Voici un roman qui pourrait bien être une sorte de petit chef-d’œuvre à lui tout seul… Difficile de trouver la bonne catégorie pour le présenter sur ce blog et finalement, je crains bien d’être assez injuste avec le bal d’Irène Némirovsky, paru en 1930 aux éditions Grasset.  La notice de présentation du livre mentionne cependant que ce roman fut écrit d’un trait entre deux chapitres de David Golder, premier roman de l’auteure. Effectivement, Le bal s’apparente plus à une nouvelle qu’à un roman : très court, le livre se lit en à peine une heure… et c’est la seule raison pour laquelle je ne le mettrai pas dans le top de ce blog… une bien mauvaise raison ! Sans doutecar le bal est véritablement un petit bijou de perfection tant au niveau de la construction d’ensemble, du traitement des personnages et des différents thèmes qui s’y croisent… 

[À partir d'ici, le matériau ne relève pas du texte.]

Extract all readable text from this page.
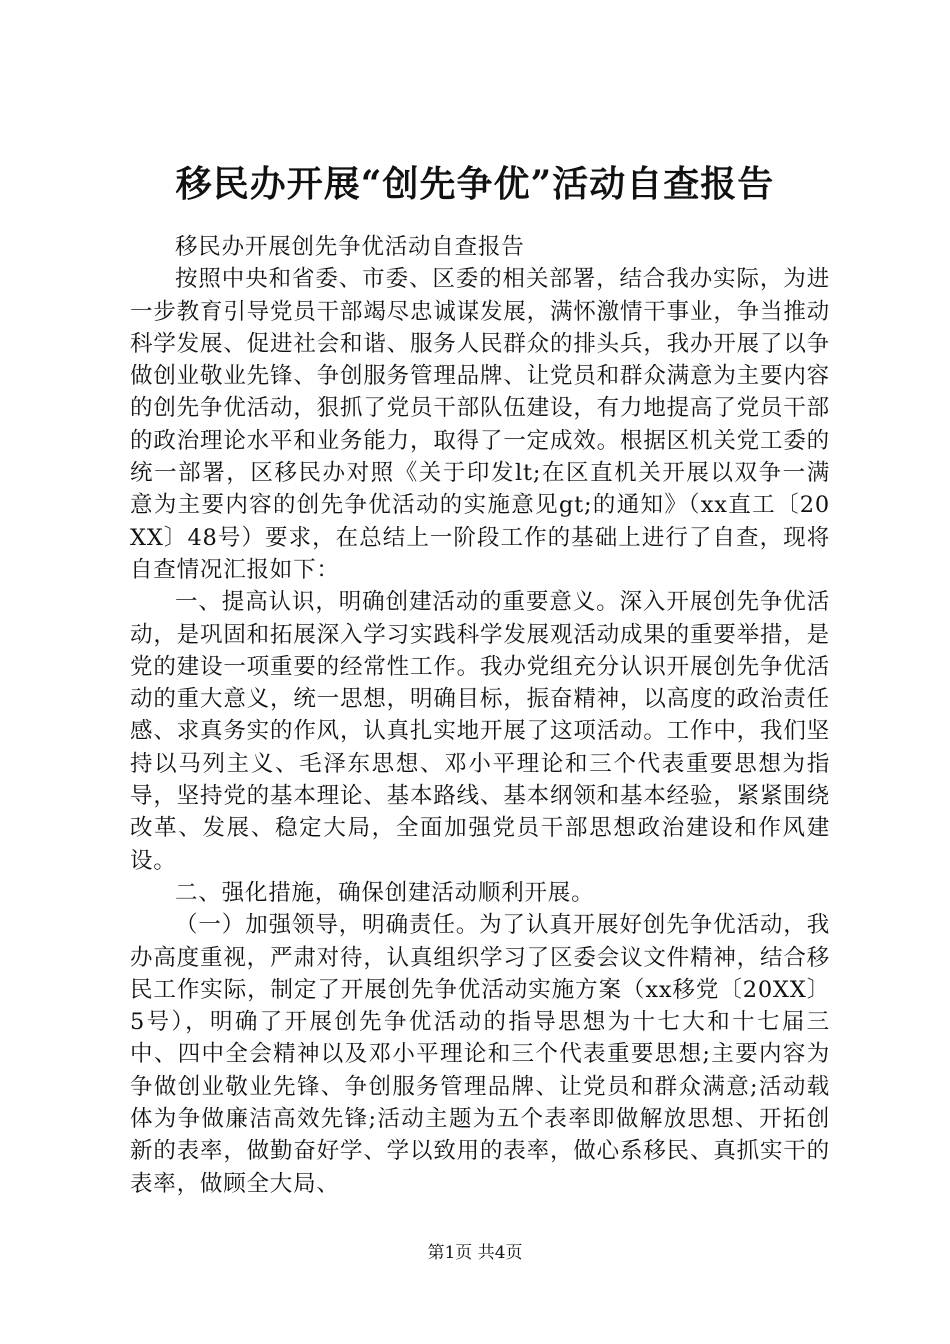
移民办开展“创先争优”活动自查报告

移民办开展创先争优活动自查报告

按照中央和省委、市委、区委的相关部署，结合我办实际，为进一步教育引导党员干部竭尽忠诚谋发展，满怀激情干事业，争当推动科学发展、促进社会和谐、服务人民群众的排头兵，我办开展了以争做创业敬业先锋、争创服务管理品牌、让党员和群众满意为主要内容的创先争优活动，狠抓了党员干部队伍建设，有力地提高了党员干部的政治理论水平和业务能力，取得了一定成效。根据区机关党工委的统一部署，区移民办对照《关于印发lt;在区直机关开展以双争一满意为主要内容的创先争优活动的实施意见gt;的通知》（xx直工〔20XX〕48号）要求，在总结上一阶段工作的基础上进行了自查，现将自查情况汇报如下：

一、提高认识，明确创建活动的重要意义。深入开展创先争优活动，是巩固和拓展深入学习实践科学发展观活动成果的重要举措，是党的建设一项重要的经常性工作。我办党组充分认识开展创先争优活动的重大意义，统一思想，明确目标，振奋精神，以高度的政治责任感、求真务实的作风，认真扎实地开展了这项活动。工作中，我们坚持以马列主义、毛泽东思想、邓小平理论和三个代表重要思想为指导，坚持党的基本理论、基本路线、基本纲领和基本经验，紧紧围绕改革、发展、稳定大局，全面加强党员干部思想政治建设和作风建设。

二、强化措施，确保创建活动顺利开展。

（一）加强领导，明确责任。为了认真开展好创先争优活动，我办高度重视，严肃对待，认真组织学习了区委会议文件精神，结合移民工作实际，制定了开展创先争优活动实施方案（xx移党〔20XX〕5号），明确了开展创先争优活动的指导思想为十七大和十七届三中、四中全会精神以及邓小平理论和三个代表重要思想;主要内容为争做创业敬业先锋、争创服务管理品牌、让党员和群众满意;活动载体为争做廉洁高效先锋;活动主题为五个表率即做解放思想、开拓创新的表率，做勤奋好学、学以致用的表率，做心系移民、真抓实干的表率，做顾全大局、

第1页 共4页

Antoinette a 14 ans… Ses parents, M et Mme Kampft, nouveaux riches (dans les années 30 au moment de la crise, cette soudaine richesse est sans doute un peu suspecte… mais Irène Némirovky ne fait que le suggérer habilement) décident de donner un bal splendide – bien clinquant, pourrait-on dire plutôt - pour la première fois chez eux…  Antoinette voudrait bien y participer… Adolescente, elle commence à penser aux garçons, à une vie de femme… Cependant, la décision de ses parents - et particulièrement de sa mère - est irrévocable : c’est non. Alors, la jeune fille, pleine de colère rentrée, de haine et de rancœur, trouve, sans préméditation, l’occasion de se venger… La domestique qui l’accompagne à sa leçon de piano a profité de cette sortie pour donner rendez-vous à son amoureux. Afin de se débarrasser pendant quelques minutes d’Antoinette, elle charge la jeune fille d’aller poster les invitations à sa place… Vous devinez la suite ! Et la fin également !

Une histoire simple et courte, mais impeccablement traitée. Irène Némirovsky y a adroitement entremêlé la satire sociale, les tourments de l’adolescence, et les conflits familiaux.  

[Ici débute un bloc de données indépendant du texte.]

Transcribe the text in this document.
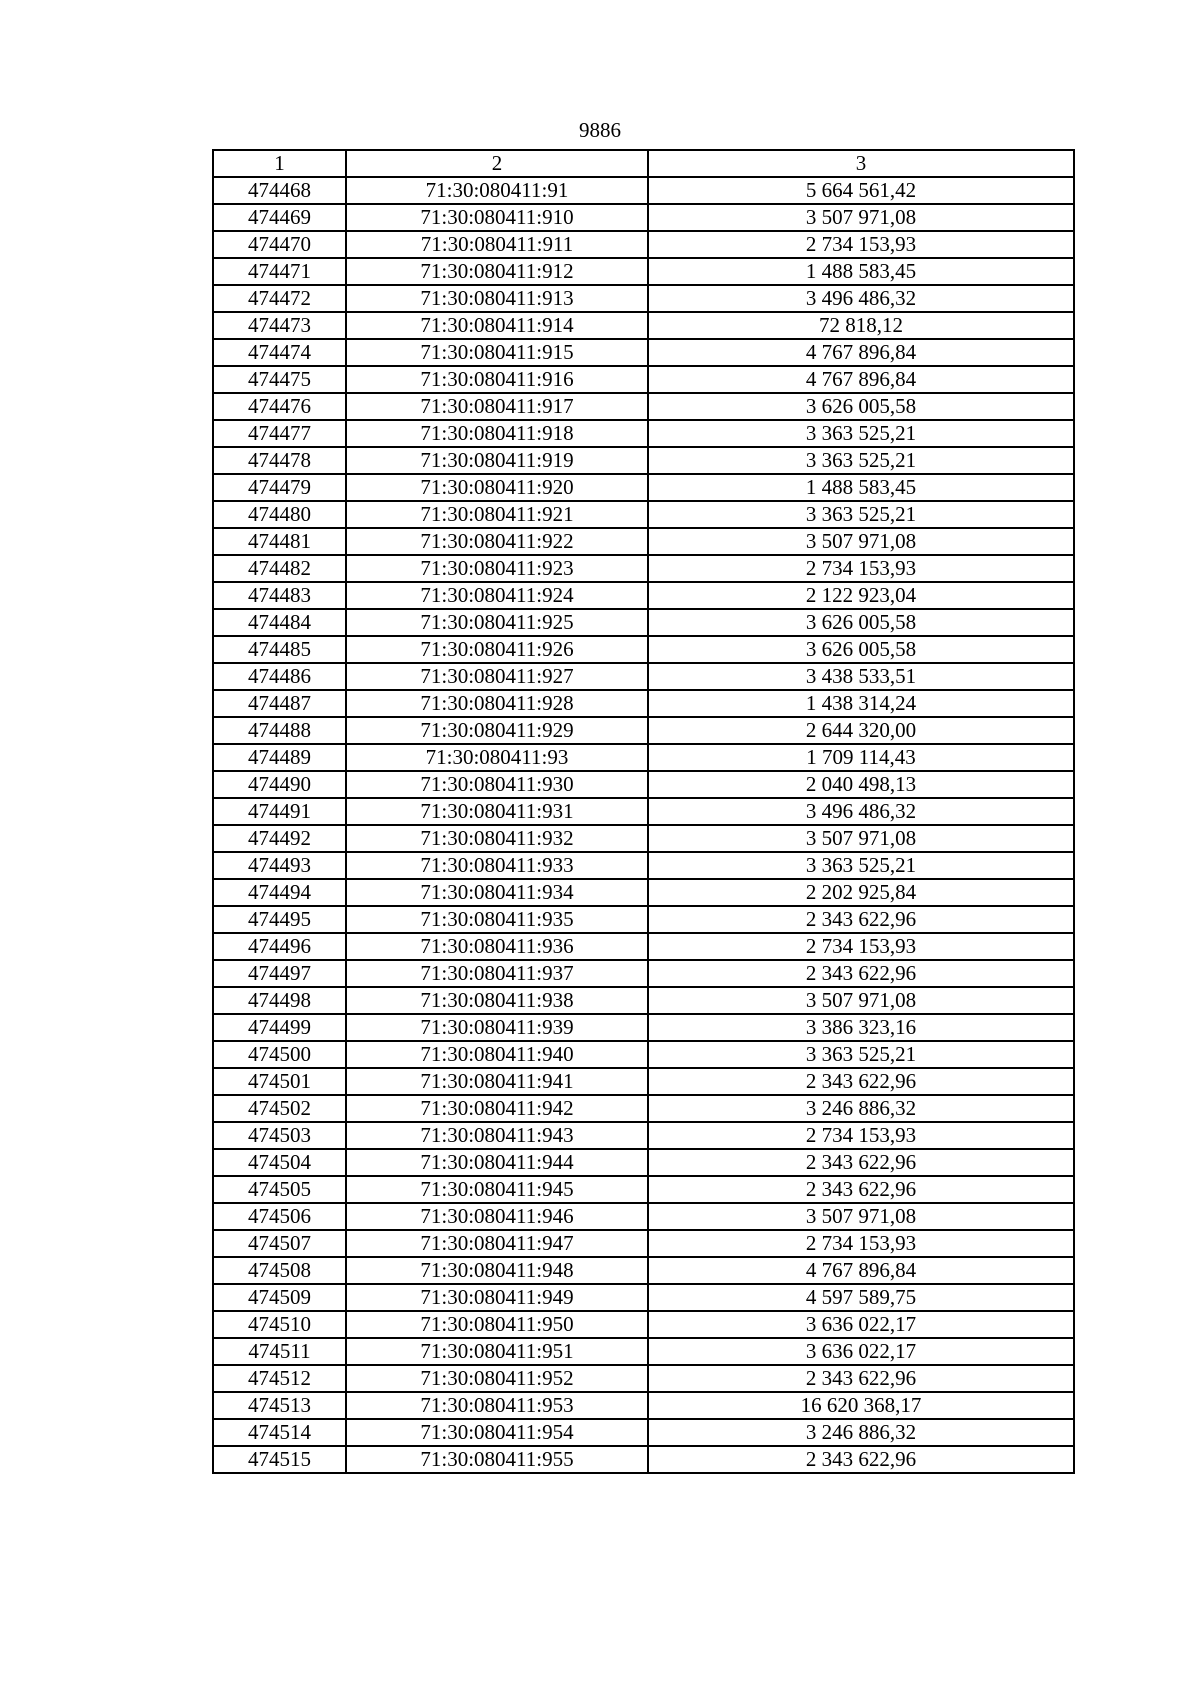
9886
1	2	3
474468	71:30:080411:91	5 664 561,42
474469	71:30:080411:910	3 507 971,08
474470	71:30:080411:911	2 734 153,93
474471	71:30:080411:912	1 488 583,45
474472	71:30:080411:913	3 496 486,32
474473	71:30:080411:914	72 818,12
474474	71:30:080411:915	4 767 896,84
474475	71:30:080411:916	4 767 896,84
474476	71:30:080411:917	3 626 005,58
474477	71:30:080411:918	3 363 525,21
474478	71:30:080411:919	3 363 525,21
474479	71:30:080411:920	1 488 583,45
474480	71:30:080411:921	3 363 525,21
474481	71:30:080411:922	3 507 971,08
474482	71:30:080411:923	2 734 153,93
474483	71:30:080411:924	2 122 923,04
474484	71:30:080411:925	3 626 005,58
474485	71:30:080411:926	3 626 005,58
474486	71:30:080411:927	3 438 533,51
474487	71:30:080411:928	1 438 314,24
474488	71:30:080411:929	2 644 320,00
474489	71:30:080411:93	1 709 114,43
474490	71:30:080411:930	2 040 498,13
474491	71:30:080411:931	3 496 486,32
474492	71:30:080411:932	3 507 971,08
474493	71:30:080411:933	3 363 525,21
474494	71:30:080411:934	2 202 925,84
474495	71:30:080411:935	2 343 622,96
474496	71:30:080411:936	2 734 153,93
474497	71:30:080411:937	2 343 622,96
474498	71:30:080411:938	3 507 971,08
474499	71:30:080411:939	3 386 323,16
474500	71:30:080411:940	3 363 525,21
474501	71:30:080411:941	2 343 622,96
474502	71:30:080411:942	3 246 886,32
474503	71:30:080411:943	2 734 153,93
474504	71:30:080411:944	2 343 622,96
474505	71:30:080411:945	2 343 622,96
474506	71:30:080411:946	3 507 971,08
474507	71:30:080411:947	2 734 153,93
474508	71:30:080411:948	4 767 896,84
474509	71:30:080411:949	4 597 589,75
474510	71:30:080411:950	3 636 022,17
474511	71:30:080411:951	3 636 022,17
474512	71:30:080411:952	2 343 622,96
474513	71:30:080411:953	16 620 368,17
474514	71:30:080411:954	3 246 886,32
474515	71:30:080411:955	2 343 622,96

Les Kampft sont des nouveaux riches, et le moins qu’on puisse dire, c’est qu’Irène Némirovsky n’est pas tendre avec cette catégorie sociale ! Les invités de ce bal ? Un mélange de VIP de l’époque, de maquerelles pour bordel de luxe, de gens pas très nets… ce qui laisse planer un doute sur la provenance même de la richesse des Kampft !  M Kampft, homme plutôt insignifiant et insipide se laisse écraser par ce terrible dragon qu'est son épouse, Mme Kampft (Rosine) qui ne cherche qu’à étaler le luxe de sa table et de ses bijoux… tout en faisant montre d’une vulgarité terrible lorsqu’il s’agit d’évoquer le passé de ses invités, de discuter – et de se disputer – avec son mari, ou encore de s’adresser à sa fille, Antoinette. Bien sûr, la jeune fille vit très mal le traitement drastique qui lui est infligé. Elle commence à rêver d'amour, à songer à cette douceur que ce doit être que de danser entre les bras des hommes, d’être admirée d’eux, jalousée des autres femmes.  Alors que sa sensualité s’éveille, ses parents la traitent encore comme une enfant qui n’a sa place qu’auprès des professeurs d’Allemand, d’Anglais, ou de piano.

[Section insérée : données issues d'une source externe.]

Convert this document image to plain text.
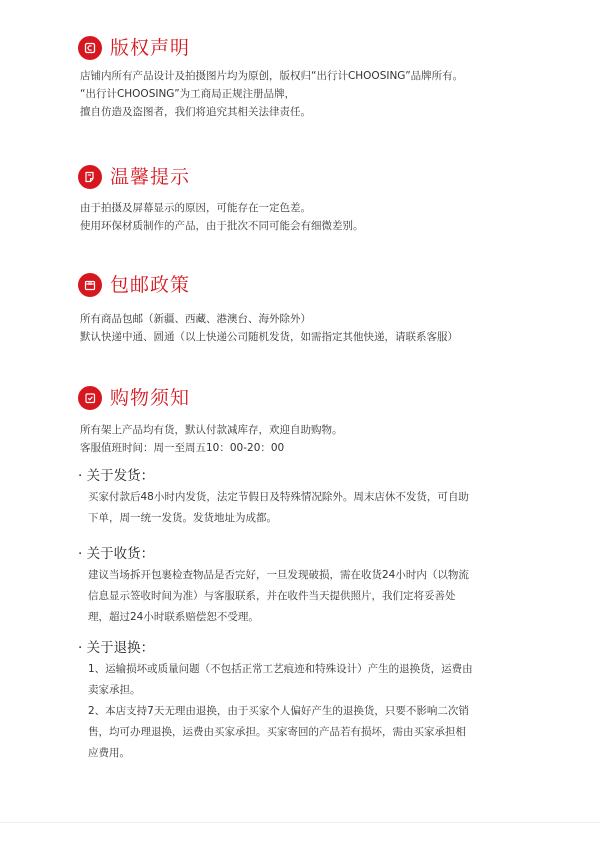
版权声明

店铺内所有产品设计及拍摄图片均为原创，版权归“出行计CHOOSING”品牌所有。

“出行计CHOOSING”为工商局正规注册品牌，

擅自仿造及盗图者，我们将追究其相关法律责任。

温馨提示

由于拍摄及屏幕显示的原因，可能存在一定色差。

使用环保材质制作的产品，由于批次不同可能会有细微差别。

包邮政策

所有商品包邮（新疆、西藏、港澳台、海外除外）

默认快递中通、圆通（以上快递公司随机发货，如需指定其他快递，请联系客服）

购物须知

所有架上产品均有货，默认付款减库存，欢迎自助购物。

客服值班时间：周一至周五10：00-20：00

· 关于发货：

买家付款后48小时内发货，法定节假日及特殊情况除外。周末店休不发货，可自助

下单，周一统一发货。发货地址为成都。

· 关于收货：

建议当场拆开包裹检查物品是否完好，一旦发现破损，需在收货24小时内（以物流

信息显示签收时间为准）与客服联系，并在收件当天提供照片，我们定将妥善处

理，超过24小时联系赔偿恕不受理。

· 关于退换：

1、运输损坏或质量问题（不包括正常工艺痕迹和特殊设计）产生的退换货，运费由

卖家承担。

2、本店支持7天无理由退换，由于买家个人偏好产生的退换货，只要不影响二次销

售，均可办理退换，运费由买家承担。买家寄回的产品若有损坏，需由买家承担相

应费用。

J’ai beaucoup aimé le portrait très sensible qu’Irène Némirovsky a su faire de cette adolescente brimée, rêveuse … tout en opposition avec le milieu dans lequel elle grandit…. Elle s’avère être finalement d’une cruauté à la fois innocente et redoutable…

A ce double thème de l’adolescente en conflit avec l’éducation que ses parents lui infligent et d’un milieu social où le snobisme et la vulgarité font bon ménage, Irène Némirovsky a ajouté une réflexion sur le passage à l’âge adulte… 

Bien entendu, vous avez deviné que le bal n’aura pas lieu… l’attente est interminable… personne n’arrive… Seule Antoinette sait pourquoi… Elle observe avec une cruauté jouissive sa mère s’énerver, puis se décomposer dans l’humiliation qui lui est infligée… Car seule la professeure de piano – invitée de vive voix – est présente… et c’est une vraie cancanière !

Cependant, ce bal dont Antoinette rêvait tant, car, pensait-elle, elle aurait pour la première fois l’occasion de côtoyer les hommes, ce bal qui devait selon elle initier sa vie de femme et dont elle fut privée par sa mère, ce bal, dis-je, a bien eu lieu… et c’est une vraie femme qui naît à la fin du roman. Pour la première fois, Antoinette a eu le dessus sur sa mère, pour la première fois elle a pu juger de la futilité de ses préoccupations : pourquoi pleure-t-elle pour si peu cette mère si laide dont les larmes décomposent le visage et dissout le fard dont ce dernier était enduit ? Est-ce vraiment un drame que ce bal avorté ? Lorsqu’on songe à la médiocrité de toute sa vie ! Oui, Antoinette est devenue une femme, à la fin… elle a appris quelque chose de la vie… quelque chose de dur et d’impitoyable, bien loin des rêvasseries à l’eau de rose qu’elle pouvait imaginer concernant les hommes…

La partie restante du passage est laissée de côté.